« La Résistible Ascension d’Arturo Ui », de Bertolt Brecht. Mise en scène Dominique Pitoiset

Fabienne Darge s’entretient avec le metteur en scène (extraits)
Après Tristesses d’Anne-Cécile Vandalemm, c’est Dominique Pitoiset qui s’intéresse aux populismes : « Voir comment le rien peut devenir le pire »

(…)

Je me suis dit que ce qui pouvait être intéressant, c’était l’idée de la « résistible ascension » : le côté jeu « stop ou encore ». Qu’est-ce qui favorise un tel personnage, une telle idéologie, alors qu’on pourrait dire stop ? (…) Le populisme étant ce qu’il est aujourd’hui, cela ne m’intéresse pas de venir ­donner des leçons sur un plateau de théâtre.

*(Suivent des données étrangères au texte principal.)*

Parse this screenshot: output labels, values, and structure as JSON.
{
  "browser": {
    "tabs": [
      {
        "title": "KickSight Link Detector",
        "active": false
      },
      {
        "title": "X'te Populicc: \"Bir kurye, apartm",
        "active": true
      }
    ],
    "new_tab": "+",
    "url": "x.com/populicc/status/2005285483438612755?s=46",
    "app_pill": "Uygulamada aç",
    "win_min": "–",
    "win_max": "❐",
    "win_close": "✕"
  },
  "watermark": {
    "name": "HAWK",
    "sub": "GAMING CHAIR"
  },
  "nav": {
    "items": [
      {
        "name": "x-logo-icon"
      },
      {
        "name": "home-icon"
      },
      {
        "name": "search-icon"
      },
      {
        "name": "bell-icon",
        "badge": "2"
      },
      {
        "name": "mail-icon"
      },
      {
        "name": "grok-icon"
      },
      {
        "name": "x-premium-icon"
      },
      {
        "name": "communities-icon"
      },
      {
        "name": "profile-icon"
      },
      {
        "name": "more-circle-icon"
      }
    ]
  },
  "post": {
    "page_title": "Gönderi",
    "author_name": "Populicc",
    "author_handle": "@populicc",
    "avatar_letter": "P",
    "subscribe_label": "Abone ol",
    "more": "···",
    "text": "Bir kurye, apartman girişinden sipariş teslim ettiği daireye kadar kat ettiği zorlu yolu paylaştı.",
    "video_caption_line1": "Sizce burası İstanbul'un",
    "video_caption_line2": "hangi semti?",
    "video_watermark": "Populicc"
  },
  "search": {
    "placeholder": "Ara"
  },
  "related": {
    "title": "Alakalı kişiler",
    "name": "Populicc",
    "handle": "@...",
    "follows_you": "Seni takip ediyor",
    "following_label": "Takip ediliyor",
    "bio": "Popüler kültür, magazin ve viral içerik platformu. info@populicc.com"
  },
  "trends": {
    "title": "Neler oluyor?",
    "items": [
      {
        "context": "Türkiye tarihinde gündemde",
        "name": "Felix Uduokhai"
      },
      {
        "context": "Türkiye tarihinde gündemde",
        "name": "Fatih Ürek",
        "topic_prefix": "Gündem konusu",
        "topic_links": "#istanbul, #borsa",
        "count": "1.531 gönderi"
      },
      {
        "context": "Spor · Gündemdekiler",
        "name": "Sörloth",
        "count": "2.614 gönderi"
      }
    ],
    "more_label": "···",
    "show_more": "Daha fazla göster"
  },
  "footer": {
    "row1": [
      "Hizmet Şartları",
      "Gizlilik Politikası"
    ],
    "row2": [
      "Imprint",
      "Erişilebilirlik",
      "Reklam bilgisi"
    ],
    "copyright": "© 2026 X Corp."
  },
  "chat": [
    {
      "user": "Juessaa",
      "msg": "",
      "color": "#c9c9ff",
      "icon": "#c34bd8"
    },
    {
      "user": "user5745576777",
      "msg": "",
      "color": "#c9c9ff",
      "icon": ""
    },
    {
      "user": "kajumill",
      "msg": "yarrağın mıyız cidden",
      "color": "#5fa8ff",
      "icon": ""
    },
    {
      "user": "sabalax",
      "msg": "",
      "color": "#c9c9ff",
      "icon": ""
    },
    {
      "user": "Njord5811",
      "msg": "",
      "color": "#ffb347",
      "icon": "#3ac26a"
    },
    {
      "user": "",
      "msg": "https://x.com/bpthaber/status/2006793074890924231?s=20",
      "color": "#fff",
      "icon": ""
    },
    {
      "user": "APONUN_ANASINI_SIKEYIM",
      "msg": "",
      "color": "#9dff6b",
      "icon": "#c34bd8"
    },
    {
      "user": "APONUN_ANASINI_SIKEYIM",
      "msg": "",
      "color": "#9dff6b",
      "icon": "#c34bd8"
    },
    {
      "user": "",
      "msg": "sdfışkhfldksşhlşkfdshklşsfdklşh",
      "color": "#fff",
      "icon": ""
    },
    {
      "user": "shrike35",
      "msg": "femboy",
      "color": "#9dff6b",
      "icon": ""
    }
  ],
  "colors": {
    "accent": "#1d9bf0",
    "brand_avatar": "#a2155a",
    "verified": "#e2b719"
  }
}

Soit on ­s’engage dans la vraie vie, soit, sur une scène, on essaie de manifester les choses autrement. C’était vraiment un préalable.

Vous avez quand même choisi de la monter…

Oui, parce que j’ai rencontré la personne qui s’occupe des archives au Berliner Ensemble [l’ancien théâtre de Brecht] et qu’elle m’a permis d’accéder à la pièce par Heiner Müller. Là, je me suis dit que c’était pas mal, que ça allait déjà beaucoup plus droit. Et puis, la pièce entre fortement en résonance avec le contexte actuel. (…)

Comment avez-vous travaillé pour dépasser les côtés datés de la pièce ?

La nouvelle traduction de ­Daniel Loayza et les aménagements opérés à partir de cette traduction privilégient une lecture beaucoup plus réaliste, plus droite, de la pièce, loin du théâtre de foire, du théâtre épique de dénonciation. Nous avons recherché la crédibilité, avec un cartel du chou-fleur qui s’apparente plus au patronat incarné par le Medef, par exemple.

(…)Ce qu’on appelait les effets de mise à distance du jeu brechtien, pour ne pas parler de ce terme incompréhensible de distanciation, je l’ai un peu désamorcé. J’ai essayé au contraire de travailler sur une crédibilité immédiate, comme dans les téléfilms : un jeu beaucoup plus réaliste.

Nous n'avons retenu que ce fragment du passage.